Model Overview
The query-crafter-japanese-Qwen3-1.7B is a lightweight, 1.7 billion parameter model developed by Yuichi Tateno, optimized for generating high-quality search queries from Japanese text. It is part of a collection of models designed to efficiently create diverse question-query pairs for information retrieval tasks, particularly for training vector search systems and rerankers, without the overhead of larger commercial LLMs.
Key Capabilities
- Diverse Query Generation: Produces seven distinct categories of queries from Japanese documents, including
keywords, synonym_keywords, query, alt_query, title, faq, and summary. - High Performance: Achieves an average score of 0.8701 in relevance evaluation against DeepSeek-R1 using the BAAI/bge-reranker-v2-m3, demonstrating competitive quality.
- Exceptional Speed & Cost-Efficiency: Processes approximately 48,000 tokens/second for input and generates 2,200 tokens/second for output, enabling query generation for 10,000 documents in under 100 seconds. Offers significant cost savings compared to API services for large-scale query generation.
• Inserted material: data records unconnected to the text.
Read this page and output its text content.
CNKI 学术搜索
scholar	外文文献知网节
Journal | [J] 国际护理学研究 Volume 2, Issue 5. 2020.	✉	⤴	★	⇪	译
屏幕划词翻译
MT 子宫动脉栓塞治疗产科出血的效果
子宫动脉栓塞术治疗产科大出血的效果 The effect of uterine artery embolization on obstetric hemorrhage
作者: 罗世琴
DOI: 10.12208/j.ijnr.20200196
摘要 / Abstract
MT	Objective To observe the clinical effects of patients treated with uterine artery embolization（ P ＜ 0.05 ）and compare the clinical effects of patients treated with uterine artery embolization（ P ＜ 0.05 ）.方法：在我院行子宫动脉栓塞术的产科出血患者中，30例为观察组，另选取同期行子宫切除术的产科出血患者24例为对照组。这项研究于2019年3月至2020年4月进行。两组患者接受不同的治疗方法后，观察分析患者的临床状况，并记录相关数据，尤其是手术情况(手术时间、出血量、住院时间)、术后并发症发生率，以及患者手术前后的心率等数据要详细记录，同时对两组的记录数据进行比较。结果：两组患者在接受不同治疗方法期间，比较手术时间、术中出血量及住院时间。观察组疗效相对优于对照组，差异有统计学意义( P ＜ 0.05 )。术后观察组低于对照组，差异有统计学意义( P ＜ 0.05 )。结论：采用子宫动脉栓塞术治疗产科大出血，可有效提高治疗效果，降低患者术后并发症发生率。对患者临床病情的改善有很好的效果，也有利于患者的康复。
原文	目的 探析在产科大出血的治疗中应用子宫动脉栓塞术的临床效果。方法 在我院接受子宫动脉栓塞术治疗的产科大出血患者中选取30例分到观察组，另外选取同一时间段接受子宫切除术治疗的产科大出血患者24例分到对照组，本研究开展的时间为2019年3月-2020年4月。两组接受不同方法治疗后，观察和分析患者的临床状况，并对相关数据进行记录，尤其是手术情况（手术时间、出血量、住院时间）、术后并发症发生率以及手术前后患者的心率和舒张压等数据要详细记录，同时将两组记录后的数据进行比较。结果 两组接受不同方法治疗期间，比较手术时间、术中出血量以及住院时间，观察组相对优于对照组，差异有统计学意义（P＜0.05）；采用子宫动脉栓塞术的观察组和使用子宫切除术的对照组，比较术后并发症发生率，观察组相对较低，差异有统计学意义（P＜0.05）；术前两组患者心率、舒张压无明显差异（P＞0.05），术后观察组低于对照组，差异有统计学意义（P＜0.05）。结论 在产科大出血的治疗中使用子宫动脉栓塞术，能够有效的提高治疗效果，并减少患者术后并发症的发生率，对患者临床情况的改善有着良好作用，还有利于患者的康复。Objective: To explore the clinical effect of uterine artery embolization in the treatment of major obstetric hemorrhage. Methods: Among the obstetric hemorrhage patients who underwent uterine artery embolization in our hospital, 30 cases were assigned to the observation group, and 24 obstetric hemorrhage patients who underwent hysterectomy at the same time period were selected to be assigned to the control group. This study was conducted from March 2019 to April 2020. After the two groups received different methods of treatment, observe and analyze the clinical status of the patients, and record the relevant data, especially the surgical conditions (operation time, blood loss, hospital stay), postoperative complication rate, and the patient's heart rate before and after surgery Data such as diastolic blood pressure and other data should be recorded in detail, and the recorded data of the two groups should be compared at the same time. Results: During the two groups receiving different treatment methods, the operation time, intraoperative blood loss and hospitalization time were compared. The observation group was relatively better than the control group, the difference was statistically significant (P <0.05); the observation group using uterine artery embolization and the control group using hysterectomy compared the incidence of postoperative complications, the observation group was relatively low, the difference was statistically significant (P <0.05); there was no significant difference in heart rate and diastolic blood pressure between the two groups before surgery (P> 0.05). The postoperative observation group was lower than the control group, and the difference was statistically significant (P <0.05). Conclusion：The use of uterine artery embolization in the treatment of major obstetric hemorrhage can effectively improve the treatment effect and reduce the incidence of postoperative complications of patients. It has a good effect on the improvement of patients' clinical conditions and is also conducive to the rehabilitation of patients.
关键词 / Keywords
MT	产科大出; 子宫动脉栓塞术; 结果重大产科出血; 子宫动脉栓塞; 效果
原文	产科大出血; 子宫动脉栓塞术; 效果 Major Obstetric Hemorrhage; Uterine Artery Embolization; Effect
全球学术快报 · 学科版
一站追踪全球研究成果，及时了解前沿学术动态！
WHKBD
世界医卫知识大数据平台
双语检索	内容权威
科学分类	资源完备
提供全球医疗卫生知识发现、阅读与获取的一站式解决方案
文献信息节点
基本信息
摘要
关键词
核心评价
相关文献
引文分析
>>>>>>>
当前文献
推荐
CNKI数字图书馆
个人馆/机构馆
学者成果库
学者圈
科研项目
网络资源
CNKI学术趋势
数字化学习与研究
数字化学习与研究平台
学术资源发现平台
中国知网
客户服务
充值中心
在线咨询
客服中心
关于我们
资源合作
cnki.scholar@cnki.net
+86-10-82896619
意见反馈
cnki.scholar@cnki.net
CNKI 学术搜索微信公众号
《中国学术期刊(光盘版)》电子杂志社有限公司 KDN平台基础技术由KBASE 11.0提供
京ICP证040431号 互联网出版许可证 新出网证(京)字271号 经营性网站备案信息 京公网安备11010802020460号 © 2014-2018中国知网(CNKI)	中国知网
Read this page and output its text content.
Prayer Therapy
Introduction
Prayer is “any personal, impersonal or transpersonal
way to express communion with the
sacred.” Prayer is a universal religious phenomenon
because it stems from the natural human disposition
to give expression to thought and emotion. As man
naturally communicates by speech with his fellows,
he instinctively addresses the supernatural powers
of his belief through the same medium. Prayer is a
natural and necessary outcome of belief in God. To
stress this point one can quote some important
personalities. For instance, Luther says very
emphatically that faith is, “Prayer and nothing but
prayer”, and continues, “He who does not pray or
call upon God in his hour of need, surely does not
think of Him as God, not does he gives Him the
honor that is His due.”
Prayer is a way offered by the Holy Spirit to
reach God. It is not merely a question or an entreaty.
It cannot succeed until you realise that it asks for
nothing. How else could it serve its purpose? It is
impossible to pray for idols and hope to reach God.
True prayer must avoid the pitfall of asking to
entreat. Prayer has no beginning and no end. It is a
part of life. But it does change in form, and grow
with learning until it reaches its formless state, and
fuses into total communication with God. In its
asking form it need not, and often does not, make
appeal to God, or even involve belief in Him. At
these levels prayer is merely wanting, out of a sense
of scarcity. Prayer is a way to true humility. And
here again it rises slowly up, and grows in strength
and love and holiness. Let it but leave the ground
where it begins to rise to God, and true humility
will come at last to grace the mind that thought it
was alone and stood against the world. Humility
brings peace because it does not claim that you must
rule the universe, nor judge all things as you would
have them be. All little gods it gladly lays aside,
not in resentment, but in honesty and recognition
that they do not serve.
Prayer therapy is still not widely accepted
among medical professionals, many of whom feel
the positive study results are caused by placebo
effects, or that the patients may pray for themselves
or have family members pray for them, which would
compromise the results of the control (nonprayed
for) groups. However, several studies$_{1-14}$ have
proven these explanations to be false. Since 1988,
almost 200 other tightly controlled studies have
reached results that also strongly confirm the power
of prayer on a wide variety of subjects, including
- Apache 2.0 License: Available for unrestricted use in projects.
Ideal Use Cases
- Training Vector Search Systems: Generating synthetic query data to improve the performance of vector search and retrieval-augmented generation (RAG) systems.
- Reranker Training: Creating diverse query-document pairs for fine-tuning reranking models.
- Large-Scale Japanese Information Retrieval: Efficiently generating queries for vast collections of Japanese documents where speed and cost are critical factors.